I can’t fix this: Crispie. Yes, that’s it; I can’t fix Crispie. Fine I’ll elaborate. I absolutely love her but she’s so stubborn and independent. I think I’ve mentioned that she’s a cat in a dog’s body. I swear she deliberately ignores me, well she ignores everyone really; so it’s not like I’m special or anything. If she could talk her favorite saying would be “suck wind.” Or she’d just flip the bird at everyone. She will get part way in your lap; yea, when it’s time to eat. When I talk to the other dogs or call their name, they at least acknowledge me by looking at me. No, not Crispie. She doesn’t even try to act like she cares. She has this trick that makes me want to pull my hair out. If she’s laying on the sofa and she needs to move, I’ll tell her that and I get the ignoring stuff. I can say it over and over and still no recognition from her that I even exist. However, when I walk toward her to help her off the sofa she waits until I’m three or four feet from her and then she gets up. I know! So rude. I can’t fix this.
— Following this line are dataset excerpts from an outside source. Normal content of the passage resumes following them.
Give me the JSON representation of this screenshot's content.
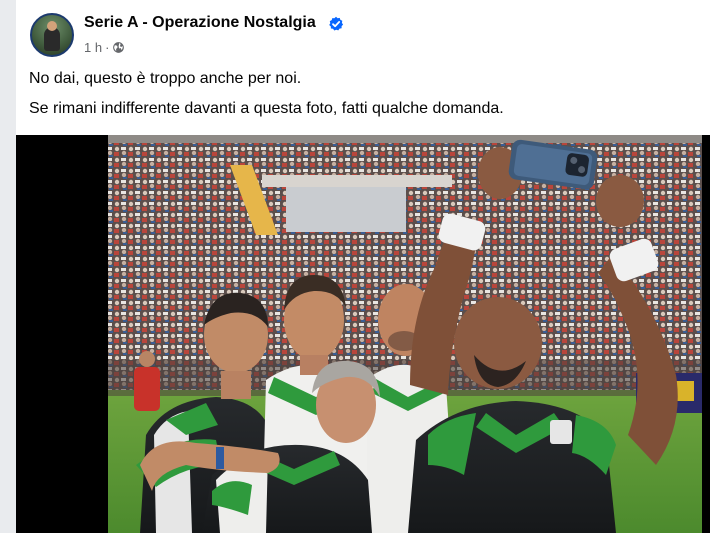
{
  "post": {
    "page_name": "Serie A - Operazione Nostalgia",
    "time": "1 h",
    "separator": "·",
    "text_line1": "No dai, questo è troppo anche per noi.",
    "text_line2": "Se rimani indifferente davanti a questa foto, fatti qualche domanda."
  },
  "icons": {
    "verified": "verified-badge-icon",
    "audience": "globe-icon"
  },
  "colors": {
    "verified_blue": "#0866ff",
    "text": "#050505",
    "secondary_text": "#65676b"
  }
}
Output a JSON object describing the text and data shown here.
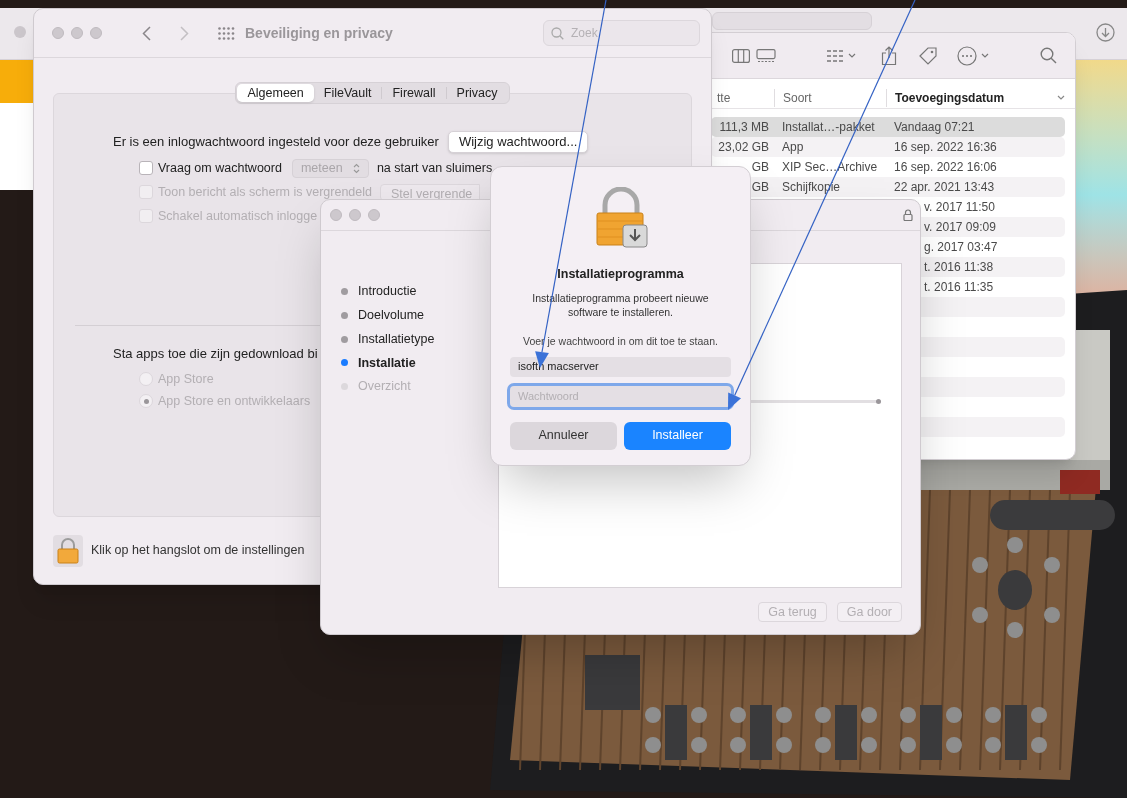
{
  "settings_window": {
    "title": "Beveiliging en privacy",
    "search": {
      "placeholder": "Zoek"
    },
    "tabs": [
      {
        "label": "Algemeen",
        "selected": true
      },
      {
        "label": "FileVault",
        "selected": false
      },
      {
        "label": "Firewall",
        "selected": false
      },
      {
        "label": "Privacy",
        "selected": false
      }
    ],
    "password_text": "Er is een inlogwachtwoord ingesteld voor deze gebruiker",
    "change_password_button": "Wijzig wachtwoord...",
    "options": [
      {
        "kind": "popup",
        "label": "Vraag om wachtwoord",
        "checked": false,
        "disabled": false,
        "popup": "meteen",
        "suffix": "na start van sluimers"
      },
      {
        "kind": "button",
        "label": "Toon bericht als scherm is vergrendeld",
        "checked": false,
        "disabled": true,
        "button": "Stel vergrende"
      },
      {
        "kind": "plain",
        "label": "Schakel automatisch inlogge",
        "checked": false,
        "disabled": true
      }
    ],
    "download_heading": "Sta apps toe die zijn gedownload bi",
    "download_options": [
      {
        "label": "App Store",
        "selected": false,
        "disabled": true
      },
      {
        "label": "App Store en ontwikkelaars",
        "selected": true,
        "disabled": true
      }
    ],
    "lock_text": "Klik op het hangslot om de instellingen"
  },
  "finder_window": {
    "columns": [
      {
        "label": "tte",
        "sorted": false
      },
      {
        "label": "Soort",
        "sorted": false
      },
      {
        "label": "Toevoegingsdatum",
        "sorted": true
      }
    ],
    "rows": [
      {
        "size": "111,3 MB",
        "soort": "Installat…-pakket",
        "date": "Vandaag 07:21",
        "selected": true,
        "covered": false
      },
      {
        "size": "23,02 GB",
        "soort": "App",
        "date": "16 sep. 2022 16:36",
        "selected": false,
        "covered": false
      },
      {
        "size": "GB",
        "soort": "XIP Sec…Archive",
        "date": "16 sep. 2022 16:06",
        "selected": false,
        "covered": false
      },
      {
        "size": "GB",
        "soort": "Schijfkopie",
        "date": "22 apr. 2021 13:43",
        "selected": false,
        "covered": false
      },
      {
        "date": "v. 2017 11:50",
        "selected": false,
        "covered": true
      },
      {
        "date": "v. 2017 09:09",
        "selected": false,
        "covered": true
      },
      {
        "date": "g. 2017 03:47",
        "selected": false,
        "covered": true
      },
      {
        "date": "t. 2016 11:38",
        "selected": false,
        "covered": true
      },
      {
        "date": "t. 2016 11:35",
        "selected": false,
        "covered": true
      }
    ]
  },
  "installer_window": {
    "steps": [
      {
        "label": "Introductie",
        "selected": false,
        "disabled": false
      },
      {
        "label": "Doelvolume",
        "selected": false,
        "disabled": false
      },
      {
        "label": "Installatietype",
        "selected": false,
        "disabled": false
      },
      {
        "label": "Installatie",
        "selected": true,
        "disabled": false
      },
      {
        "label": "Overzicht",
        "selected": false,
        "disabled": true
      }
    ],
    "buttons": [
      {
        "label": "Ga terug",
        "disabled": true
      },
      {
        "label": "Ga door",
        "disabled": true
      }
    ]
  },
  "auth_dialog": {
    "title": "Installatieprogramma",
    "message": "Installatieprogramma probeert nieuwe software te installeren.",
    "prompt": "Voer je wachtwoord in om dit toe te staan.",
    "username": "isofth macserver",
    "password": {
      "placeholder": "Wachtwoord",
      "focused": true
    },
    "buttons": [
      {
        "label": "Annuleer",
        "default": false
      },
      {
        "label": "Installeer",
        "default": true
      }
    ]
  }
}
I can’t fix this: Snoring. The dogs not Marc. For so long it was just the big dogs that snored. Now Crispie has decided to get in on it. My boy Benson snored louder than any human I’ve ever heard. No exaggeration. Crispie isn’t that bad but she’s getting louder. Jax snores and that’s one big snout he has. When he really gets going, the windows shake and I get scared I’m going to vibrate out of bed. And waking them up doesn’t work like it does with people. Trust me I’ve dried so many times. Jax can wake me up with his snoring. Crispie keeps me awake with hers. It’s very frustrating that there’s no trick to stopping them. I mean when Marc snores I just poke his arm and he rolls over; that works! I could wake the dogs up, take them outside, have them play for 30-minutes, take them back to bed and as soon as they sleep the snore horns start. I can’t fix this.
I can’t fix this: Marc. Oh wait, that’d take too long.
Well, as I knew, and I’m assuming you all suspected, I’m not an expert. I can’t get Jax to stop biting his nails, can’t get the dogs to stay or wait, can’t stop Ryder from barking (and scaring the crap out of me), can’t stop them from wanting all the ice, can’t stop Blaze from being anxious (and scaring the crap out of me), can’t stop Zoey from barking endlessly at the tortoises, can’t stop Crispie from being Crispie, and I can’t stop the snoring. I’m pretty sure that’s enough “can’t” to convince anyone that I’m not a trainer, not an expert. I actually can fix that; but most likely, I won’t.